Andale Gross, a longtime journalist who recently worked as the race and ethnicity news editor at The Associated Press, has been named The Kansas City Star’s next managing editor.

The job marks a homecoming for Gross: A native of Moberly, he earned a journalism degree at the University of Missouri and started in the industry in 1994, covering Olathe schools out of The Star’s Johnson County bureau.

“It’s a full circle moment,” said Gross, who starts Monday.

Gross will become the first Black editor to hold the position of managing editor. He will be The Star’s second-highest-ranking editor and be in charge of day-to-day newsroom operations.

Describing himself as humbled and honored, Gross said he plans to work hard to ensure underrepresented communities feel like they are even more a part of The Star.

At the AP in Chicago, Gross helped shape the understanding of some of the nation’s most significant stories in recent years, from the election of President Joe Biden to how the coronavirus pandemic disproportionately ravaged communities of color.

Gross, who will be based in The Star’s Crown Center newsroom, takes over the role that was last held by Greg Farmer, who became executive editor earlier this year.
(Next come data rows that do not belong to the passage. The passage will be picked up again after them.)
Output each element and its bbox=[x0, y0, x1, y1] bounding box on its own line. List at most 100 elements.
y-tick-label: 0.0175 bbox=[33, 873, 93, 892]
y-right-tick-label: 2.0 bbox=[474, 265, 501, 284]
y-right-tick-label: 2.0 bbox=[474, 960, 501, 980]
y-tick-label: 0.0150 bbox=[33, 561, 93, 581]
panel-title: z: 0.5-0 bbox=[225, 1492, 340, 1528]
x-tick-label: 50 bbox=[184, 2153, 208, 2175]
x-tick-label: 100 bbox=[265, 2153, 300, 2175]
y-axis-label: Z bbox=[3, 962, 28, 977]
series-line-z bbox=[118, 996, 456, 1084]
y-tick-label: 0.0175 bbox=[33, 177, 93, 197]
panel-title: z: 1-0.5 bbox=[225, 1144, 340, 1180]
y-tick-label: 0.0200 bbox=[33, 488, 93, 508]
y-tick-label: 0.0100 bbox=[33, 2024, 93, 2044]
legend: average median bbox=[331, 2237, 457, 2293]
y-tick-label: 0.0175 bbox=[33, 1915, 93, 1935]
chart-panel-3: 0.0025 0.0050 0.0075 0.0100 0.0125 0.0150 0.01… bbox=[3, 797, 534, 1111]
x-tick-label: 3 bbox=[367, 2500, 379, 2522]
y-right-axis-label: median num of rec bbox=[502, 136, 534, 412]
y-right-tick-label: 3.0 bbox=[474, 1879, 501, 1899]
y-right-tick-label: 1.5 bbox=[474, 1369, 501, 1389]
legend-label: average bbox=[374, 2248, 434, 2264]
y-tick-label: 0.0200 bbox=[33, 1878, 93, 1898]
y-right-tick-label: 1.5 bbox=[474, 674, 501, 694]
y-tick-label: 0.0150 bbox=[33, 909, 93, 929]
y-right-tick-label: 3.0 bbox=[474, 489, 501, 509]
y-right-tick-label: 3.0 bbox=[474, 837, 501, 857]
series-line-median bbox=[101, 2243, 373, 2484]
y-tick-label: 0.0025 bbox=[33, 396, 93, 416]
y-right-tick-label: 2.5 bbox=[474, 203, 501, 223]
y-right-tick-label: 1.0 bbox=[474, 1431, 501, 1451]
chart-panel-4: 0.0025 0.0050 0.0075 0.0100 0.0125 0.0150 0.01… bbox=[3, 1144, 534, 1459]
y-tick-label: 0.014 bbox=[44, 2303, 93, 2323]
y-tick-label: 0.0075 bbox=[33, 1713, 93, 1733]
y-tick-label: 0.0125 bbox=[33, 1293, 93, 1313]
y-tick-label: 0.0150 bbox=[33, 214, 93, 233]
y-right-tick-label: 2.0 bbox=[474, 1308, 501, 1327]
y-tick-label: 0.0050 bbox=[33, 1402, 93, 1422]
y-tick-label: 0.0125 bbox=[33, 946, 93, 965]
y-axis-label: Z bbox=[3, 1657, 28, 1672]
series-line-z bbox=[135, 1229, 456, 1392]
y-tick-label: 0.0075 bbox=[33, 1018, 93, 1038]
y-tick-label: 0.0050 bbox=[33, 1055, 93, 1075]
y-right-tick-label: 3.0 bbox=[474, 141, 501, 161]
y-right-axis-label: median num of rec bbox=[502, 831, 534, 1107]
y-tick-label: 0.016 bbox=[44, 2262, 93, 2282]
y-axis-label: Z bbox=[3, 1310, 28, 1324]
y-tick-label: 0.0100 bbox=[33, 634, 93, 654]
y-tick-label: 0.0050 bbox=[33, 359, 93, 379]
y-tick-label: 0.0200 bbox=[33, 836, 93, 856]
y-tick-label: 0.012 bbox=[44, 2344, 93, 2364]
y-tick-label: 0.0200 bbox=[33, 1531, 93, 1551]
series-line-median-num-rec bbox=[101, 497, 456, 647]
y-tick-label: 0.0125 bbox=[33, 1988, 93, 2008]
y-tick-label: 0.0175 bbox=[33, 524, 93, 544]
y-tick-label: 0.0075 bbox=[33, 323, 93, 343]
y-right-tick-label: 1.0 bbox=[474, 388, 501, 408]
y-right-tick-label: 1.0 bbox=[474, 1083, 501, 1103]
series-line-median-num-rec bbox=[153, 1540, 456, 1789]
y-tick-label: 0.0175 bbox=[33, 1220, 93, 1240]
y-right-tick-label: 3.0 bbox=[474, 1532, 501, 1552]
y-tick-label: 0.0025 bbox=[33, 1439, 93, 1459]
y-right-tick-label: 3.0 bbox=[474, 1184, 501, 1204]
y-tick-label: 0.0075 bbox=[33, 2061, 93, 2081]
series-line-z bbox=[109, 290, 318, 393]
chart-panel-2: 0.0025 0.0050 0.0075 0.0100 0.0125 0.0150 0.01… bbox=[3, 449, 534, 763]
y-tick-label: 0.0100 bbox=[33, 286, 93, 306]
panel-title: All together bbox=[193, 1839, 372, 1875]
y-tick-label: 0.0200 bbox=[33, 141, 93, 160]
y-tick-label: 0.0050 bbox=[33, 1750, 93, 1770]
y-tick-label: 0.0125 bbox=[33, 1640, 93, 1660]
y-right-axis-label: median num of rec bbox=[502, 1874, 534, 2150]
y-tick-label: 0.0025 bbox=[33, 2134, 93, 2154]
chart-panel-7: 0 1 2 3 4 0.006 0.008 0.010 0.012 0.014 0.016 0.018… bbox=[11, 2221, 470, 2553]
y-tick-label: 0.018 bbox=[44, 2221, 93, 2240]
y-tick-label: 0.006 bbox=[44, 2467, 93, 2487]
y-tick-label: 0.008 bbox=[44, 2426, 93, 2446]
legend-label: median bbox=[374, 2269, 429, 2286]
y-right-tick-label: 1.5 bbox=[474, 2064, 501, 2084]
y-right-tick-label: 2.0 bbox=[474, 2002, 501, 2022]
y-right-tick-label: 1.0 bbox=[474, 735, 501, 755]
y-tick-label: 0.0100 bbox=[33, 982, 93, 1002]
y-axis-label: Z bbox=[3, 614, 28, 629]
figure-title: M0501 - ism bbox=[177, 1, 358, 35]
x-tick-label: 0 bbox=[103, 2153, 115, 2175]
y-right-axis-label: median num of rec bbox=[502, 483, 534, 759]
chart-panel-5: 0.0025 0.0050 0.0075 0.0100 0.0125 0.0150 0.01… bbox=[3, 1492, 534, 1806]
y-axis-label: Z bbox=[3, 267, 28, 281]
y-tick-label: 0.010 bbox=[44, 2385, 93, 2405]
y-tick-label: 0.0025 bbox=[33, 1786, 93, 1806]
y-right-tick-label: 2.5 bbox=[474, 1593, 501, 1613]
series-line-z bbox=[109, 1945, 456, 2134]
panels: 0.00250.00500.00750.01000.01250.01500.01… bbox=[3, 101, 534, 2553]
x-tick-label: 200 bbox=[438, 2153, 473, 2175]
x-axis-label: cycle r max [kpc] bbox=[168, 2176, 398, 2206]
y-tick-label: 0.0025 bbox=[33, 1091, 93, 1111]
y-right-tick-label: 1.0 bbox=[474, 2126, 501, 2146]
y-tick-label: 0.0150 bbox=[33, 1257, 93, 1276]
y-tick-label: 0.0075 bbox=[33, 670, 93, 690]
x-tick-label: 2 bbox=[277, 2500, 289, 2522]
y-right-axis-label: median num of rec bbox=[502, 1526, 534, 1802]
“He brings a boundless passion for serving our Kansas City neighbors and a deep respect for the journalists who do this essential work,” Farmer said. “I know he will be instrumental as we deepen our connections in this community.”

Gross grew up in Moberly in Randolph County, about 35 miles north of Columbia. It’s where he met Lisa, his high school sweetheart. Now married, they have two adult sons.

After his first stint at The Star, which lasted until 1996, Gross worked at newspapers in Iowa and Ohio before coming back to Kansas City in 2006 as an AP reporter.

He then spent a decade as an AP editor on a regional desk that included overseeing coverage in Missouri and Kansas. During that time, he also traveled as a reporter and story planner to Ferguson, Missouri, after the 2014 police killing of Michael Brown.

Gross worked as the AP’s race and ethnicity news editor for nearly four years, overseeing a team of reporters who cover race across the U.S. and world. They reported on spot news but also took a step back to do more “courageous” and meaningful work, he said.

Early in the COVID-19 pandemic, for example, there were anecdotes about how the virus was devastating communities of color, but little data existed. So members of Gross’ team built their own database in one of the first attempts to examine the issue.

Gross is also proud of how his team covered the murder of George Floyd at the hands of a Minneapolis police officer and the national racial reckoning that followed. He directed and edited stories that asked questions like, “What is a Black life worth?

“For 12-year-old Tamir Rice, it was simply carrying a toy handgun. For Eric Garner, it was allegedly selling untaxed cigarettes,” began one story that a reporter on his team wrote. “For Michael Brown, Sandra Bland and Ahmaud Arbery, it was the minor offenses of jaywalking, failing to signal a lane change and trespassing on a residential construction site.”

More recently, Gross’ team produced a series of stories in May centered on how the legacy of racism “laid the foundation” for health inequities that Black Americans face today.

Gross was a leader in the news agency’s inclusive storytelling program, where he and others ensured that stories were being told across various communities and with diverse sources.

At The Star, Gross hopes to help produce journalism that resonates across the many “Kansas Cities in Kansas City,” such as in the LGBTQ+ community and immigrant community.

“So that when people look at The Star, they can see themselves in it,” he said.